The famous trader Peter Brandt recently warned against the excessive optimism surrounding the latest Bitcoin rally. According to Brandt, although BTC has seen a notable rise, this climb was not enough to reverse the long-term bearish structure characterized by lower highs and lower lows.
Despite the brief rise in BTC, Peter Brandt points out that the crypto queen has yet to break through the levels needed to confirm a trend reversal. According to him, a major bullish change will only occur if bitcoin can close above $71,000 and set a new all-time high.
Furthermore, the accompanying chart reveals that BTC has been in a constant downtrend for over seven months. This pattern presents lower highs and lower lows, signaling a persistent bearish sentiment.
Additionally, Brandt identifies two major resistance levels on the weekly chart that BTC’s price has failed to surpass. The first is around $70,602, while the second, a higher resistance, is at $73,808, the current all-time high. These levels have acted as major barriers to bullish momentum, halting Bitcoin’s advance multiple times. Without breaking these levels, the market is likely to continue its consolidation phase.

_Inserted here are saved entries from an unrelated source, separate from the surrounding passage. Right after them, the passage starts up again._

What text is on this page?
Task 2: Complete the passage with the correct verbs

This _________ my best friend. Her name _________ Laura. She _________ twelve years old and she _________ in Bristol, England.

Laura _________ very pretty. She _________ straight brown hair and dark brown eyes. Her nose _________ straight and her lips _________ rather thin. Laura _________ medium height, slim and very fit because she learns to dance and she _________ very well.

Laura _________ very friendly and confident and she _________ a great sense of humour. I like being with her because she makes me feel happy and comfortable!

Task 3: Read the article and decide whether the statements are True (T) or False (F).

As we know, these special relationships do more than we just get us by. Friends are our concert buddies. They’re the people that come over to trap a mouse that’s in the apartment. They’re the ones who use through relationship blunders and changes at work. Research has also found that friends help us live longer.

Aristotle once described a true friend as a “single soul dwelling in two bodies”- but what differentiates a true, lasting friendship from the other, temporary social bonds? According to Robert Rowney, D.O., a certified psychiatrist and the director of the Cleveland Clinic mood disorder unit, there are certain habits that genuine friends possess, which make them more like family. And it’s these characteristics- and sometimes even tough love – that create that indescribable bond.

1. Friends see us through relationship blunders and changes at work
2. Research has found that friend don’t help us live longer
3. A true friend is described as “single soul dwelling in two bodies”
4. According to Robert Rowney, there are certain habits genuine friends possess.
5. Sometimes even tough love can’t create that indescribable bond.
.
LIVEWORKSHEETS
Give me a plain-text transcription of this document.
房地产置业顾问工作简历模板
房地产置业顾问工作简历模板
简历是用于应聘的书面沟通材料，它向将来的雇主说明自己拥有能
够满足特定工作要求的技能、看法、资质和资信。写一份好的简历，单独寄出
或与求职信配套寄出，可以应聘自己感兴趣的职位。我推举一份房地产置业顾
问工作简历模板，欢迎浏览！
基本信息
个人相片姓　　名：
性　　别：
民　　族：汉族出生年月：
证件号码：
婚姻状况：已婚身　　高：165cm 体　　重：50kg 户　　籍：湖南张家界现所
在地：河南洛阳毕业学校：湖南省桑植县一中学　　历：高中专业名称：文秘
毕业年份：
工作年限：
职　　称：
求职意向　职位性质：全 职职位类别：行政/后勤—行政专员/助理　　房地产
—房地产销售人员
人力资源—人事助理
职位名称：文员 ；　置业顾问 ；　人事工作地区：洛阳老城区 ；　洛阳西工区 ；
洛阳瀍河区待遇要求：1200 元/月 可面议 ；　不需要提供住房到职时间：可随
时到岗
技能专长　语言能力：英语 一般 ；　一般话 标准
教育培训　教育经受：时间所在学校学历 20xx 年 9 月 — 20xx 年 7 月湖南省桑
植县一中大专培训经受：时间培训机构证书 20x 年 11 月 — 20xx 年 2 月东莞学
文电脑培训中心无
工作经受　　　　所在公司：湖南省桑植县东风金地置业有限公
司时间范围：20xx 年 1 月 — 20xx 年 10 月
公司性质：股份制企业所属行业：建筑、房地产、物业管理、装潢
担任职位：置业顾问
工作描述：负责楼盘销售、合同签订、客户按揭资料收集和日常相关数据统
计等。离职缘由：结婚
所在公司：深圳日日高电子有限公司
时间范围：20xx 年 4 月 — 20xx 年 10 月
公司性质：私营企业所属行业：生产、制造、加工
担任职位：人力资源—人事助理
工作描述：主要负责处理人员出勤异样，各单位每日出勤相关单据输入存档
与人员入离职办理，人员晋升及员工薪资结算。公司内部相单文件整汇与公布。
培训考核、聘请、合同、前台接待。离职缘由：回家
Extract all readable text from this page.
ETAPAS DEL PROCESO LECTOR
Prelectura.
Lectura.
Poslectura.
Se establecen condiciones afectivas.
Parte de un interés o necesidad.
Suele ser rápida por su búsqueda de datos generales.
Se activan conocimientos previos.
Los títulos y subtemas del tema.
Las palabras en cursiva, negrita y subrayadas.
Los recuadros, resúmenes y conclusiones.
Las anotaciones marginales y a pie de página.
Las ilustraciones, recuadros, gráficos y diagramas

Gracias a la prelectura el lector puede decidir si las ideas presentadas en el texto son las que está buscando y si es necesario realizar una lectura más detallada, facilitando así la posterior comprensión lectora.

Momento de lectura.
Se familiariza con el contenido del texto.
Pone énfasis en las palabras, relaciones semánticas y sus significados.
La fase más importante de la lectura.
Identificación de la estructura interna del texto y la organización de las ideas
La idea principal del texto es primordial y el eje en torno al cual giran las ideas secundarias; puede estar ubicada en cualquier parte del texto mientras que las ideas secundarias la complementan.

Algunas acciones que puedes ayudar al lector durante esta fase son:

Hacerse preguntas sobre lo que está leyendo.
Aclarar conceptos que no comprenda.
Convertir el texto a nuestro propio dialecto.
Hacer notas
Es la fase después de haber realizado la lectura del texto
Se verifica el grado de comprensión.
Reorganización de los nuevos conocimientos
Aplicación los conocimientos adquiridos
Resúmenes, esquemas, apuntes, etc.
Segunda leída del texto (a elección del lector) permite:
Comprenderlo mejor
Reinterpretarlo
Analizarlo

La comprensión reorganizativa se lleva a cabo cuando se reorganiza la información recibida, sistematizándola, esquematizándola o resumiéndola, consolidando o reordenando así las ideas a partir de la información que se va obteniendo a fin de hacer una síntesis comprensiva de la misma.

Bitcoin’s downtrend could reverse with the upcoming election of a new president in the United States. A change in leadership could bring new economic policies favorable to cryptocurrencies, thereby boosting investor confidence and potentially reversing the current trend and propelling BTC towards $80,000.
In conclusion, although the recent BTC rally may have brought some optimism, it is essential to remain cautious. Bitcoin’s long-term bearish structure has yet to be broken, and investors must keep in mind the critical levels identified by experts like Peter Brandt. By staying informed and relying on solid technical analysis, they can navigate the tumultuous waters of the crypto market more calmly.